Workplace wellness promotion can be a challenge in a country where employees generally prefer to manage their own health and are particularly wary of sharing personal health data with employers.  Yet, evaluation of Johnson & Johnson’s healthy lifestyle programs suggests that coupling a holistic approach to wellness with responsive leadership can work wonders in securing employee buy-in.   By providing its employees with access to a diverse portfolio of weight management tools (i.e. personal health advisor, exercise reimbursement programs, onsite access to nutritious food options), Johnson & Johnson maintains significantly lower levels of obesity and physical inactivity than its peer companies.  More than 30 years of impact data indicate that the overall program has an estimated return on investment of $1.88-$3.92 per $1.00 spent.  Additional case studies highlight the ability of worksite wellness programs to improve physical activity, fruit and vegetable intake, weight control, and self-reported health among participants.  An investigation using wellness program data from a convenience sample of large U.S. employers found that one-year participation in a weight-control program was associated with average weight loss of one pound that persisted over three years.  This finding is encouraging, as maintenance of weight loss presents as a challenge for many adults.  More data are needed to assess the impact of brief wellness programs on longer-term health outcomes, productivity and medical costs. 

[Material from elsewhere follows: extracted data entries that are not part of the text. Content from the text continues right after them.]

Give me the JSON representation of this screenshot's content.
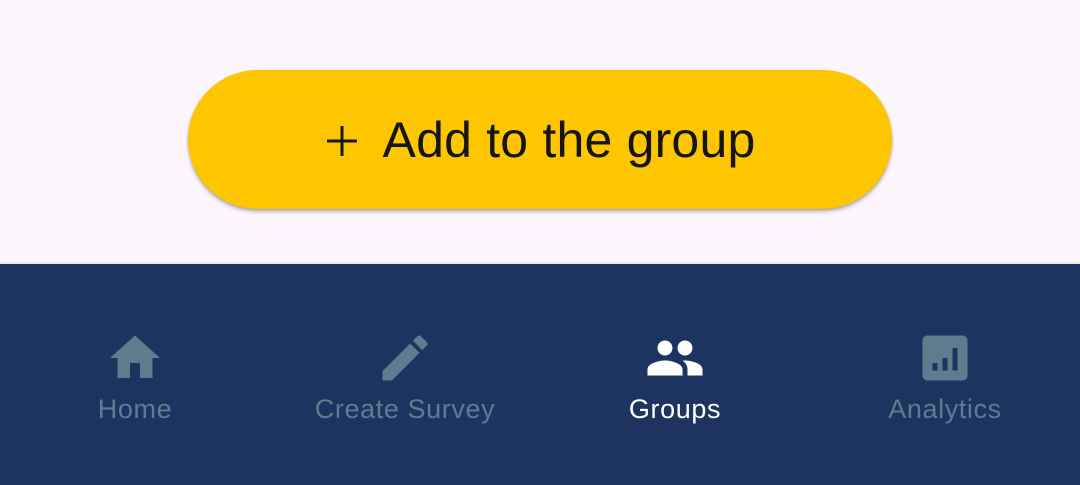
{
  "add_button": {
    "label": "Add to the group",
    "icon": "plus-icon"
  },
  "bottom_nav": {
    "items": [
      {
        "label": "Home",
        "icon": "home-icon",
        "active": false
      },
      {
        "label": "Create Survey",
        "icon": "pencil-icon",
        "active": false
      },
      {
        "label": "Groups",
        "icon": "group-icon",
        "active": true
      },
      {
        "label": "Analytics",
        "icon": "analytics-icon",
        "active": false
      }
    ]
  },
  "colors": {
    "background": "#fdf6fd",
    "button": "#fdc600",
    "nav_background": "#1d3461",
    "nav_inactive": "#5f7c8f",
    "nav_active": "#ffffff"
  }
}
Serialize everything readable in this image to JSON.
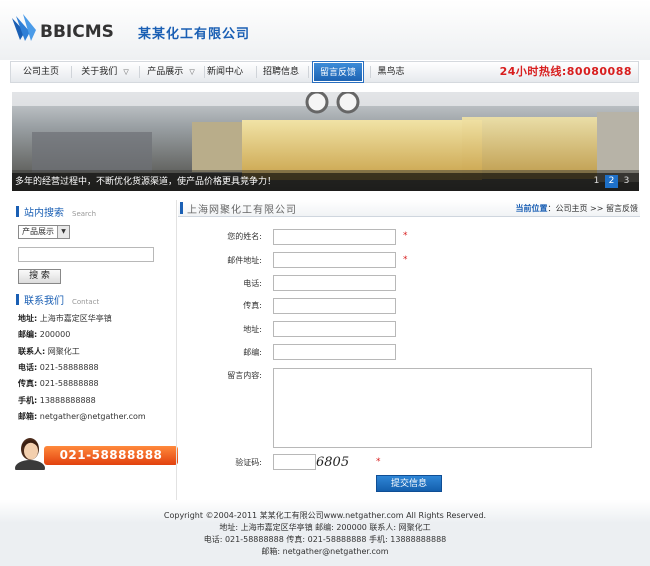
{
  "header": {
    "logo_text": "BBICMS",
    "company_name": "某某化工有限公司",
    "hotline": "24小时热线:80080088"
  },
  "nav": {
    "items": [
      {
        "label": "公司主页",
        "has_dropdown": false
      },
      {
        "label": "关于我们",
        "has_dropdown": true
      },
      {
        "label": "产品展示",
        "has_dropdown": true
      },
      {
        "label": "新闻中心",
        "has_dropdown": false
      },
      {
        "label": "招聘信息",
        "has_dropdown": false
      },
      {
        "label": "留言反馈",
        "has_dropdown": false,
        "active": true
      },
      {
        "label": "黑鸟志",
        "has_dropdown": false
      }
    ],
    "dropdown_icon": "chevron-down-icon"
  },
  "banner": {
    "caption": "多年的经营过程中，不断优化货源渠道，使产品价格更具竞争力！",
    "pages": [
      "1",
      "2",
      "3"
    ],
    "active_page": "2"
  },
  "sidebar": {
    "search": {
      "title": "站内搜索",
      "title_en": "Search",
      "select_value": "产品展示",
      "button_label": "搜 索"
    },
    "contact": {
      "title": "联系我们",
      "title_en": "Contact",
      "lines": [
        {
          "label": "地址:",
          "value": "上海市嘉定区华亭镇"
        },
        {
          "label": "邮编:",
          "value": "200000"
        },
        {
          "label": "联系人:",
          "value": "网聚化工"
        },
        {
          "label": "电话:",
          "value": "021-58888888"
        },
        {
          "label": "传真:",
          "value": "021-58888888"
        },
        {
          "label": "手机:",
          "value": "13888888888"
        },
        {
          "label": "邮箱:",
          "value": "netgather@netgather.com"
        }
      ]
    },
    "ad_phone": "021-58888888"
  },
  "main": {
    "title": "上海网聚化工有限公司",
    "breadcrumb": {
      "label": "当前位置",
      "sep": "：",
      "home": "公司主页",
      "arrow": ">>",
      "current": "留言反馈"
    },
    "form": {
      "fields": [
        {
          "label": "您的姓名:",
          "required": true
        },
        {
          "label": "邮件地址:",
          "required": true
        },
        {
          "label": "电话:",
          "required": false
        },
        {
          "label": "传真:",
          "required": false
        },
        {
          "label": "地址:",
          "required": false
        },
        {
          "label": "邮编:",
          "required": false
        }
      ],
      "message_label": "留言内容:",
      "code_label": "验证码:",
      "captcha_text": "6805",
      "required_mark": "*",
      "submit_label": "提交信息"
    }
  },
  "footer": {
    "line1": "Copyright ©2004-2011 某某化工有限公司www.netgather.com All Rights Reserved.",
    "line2": "地址: 上海市嘉定区华亭镇    邮编: 200000    联系人: 网聚化工",
    "line3": "电话: 021-58888888    传真: 021-58888888    手机: 13888888888",
    "line4": "邮箱: netgather@netgather.com"
  },
  "colors": {
    "brand_blue": "#1a5fb4",
    "hotline_red": "#d81e1e",
    "ad_orange": "#f26a21"
  }
}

Changing obesogenic environments—settings that simultaneously promote weight gain and hinder weight loss—requires integrated, multicomponent efforts.  Models of health promotion offer employers an overview of the fundamental steps for designing and implementing effective workplace initiatives that meet the unique health needs of employees.  Salient strategies to support healthy weight management typically include promotion of organizational structures, environments, policies and practices that:

  • Increase the availability, affordability, and consumption of nutritious foods and beverages
  • Promote physical activity and limit sedentary behaviors
  • Encourage breastfeeding initiation and continuation
  • Enhance coverage for obesity screening, counseling, and treatment services

While individual weight status should not be used as the basis for incentives or penalties, modest monetary rewards ($50-$100), free/discounted health services, and/or company recognition can encourage employees to complete health-risk assessments and boost engagement in lifestyle management programs.  The Affordable Care Act allows employers with health-contingent wellness programs to offer rewards worth up to 30% of the cost of employee-only plan coverage.  Importantly, comprehensive interventions that provide health screening, lifestyle management, and disease management services draw the highest rates of employee participation regardless of incentives.  Companies that deploy multiple complementary strategies and leverage existing relationships with health plans and community partners are more likely to have a significant impact on workforce health and productivity.  Systematic approaches to the promotion of wellness in worksites may be a good investment that enhances both recruitment and retention of employees.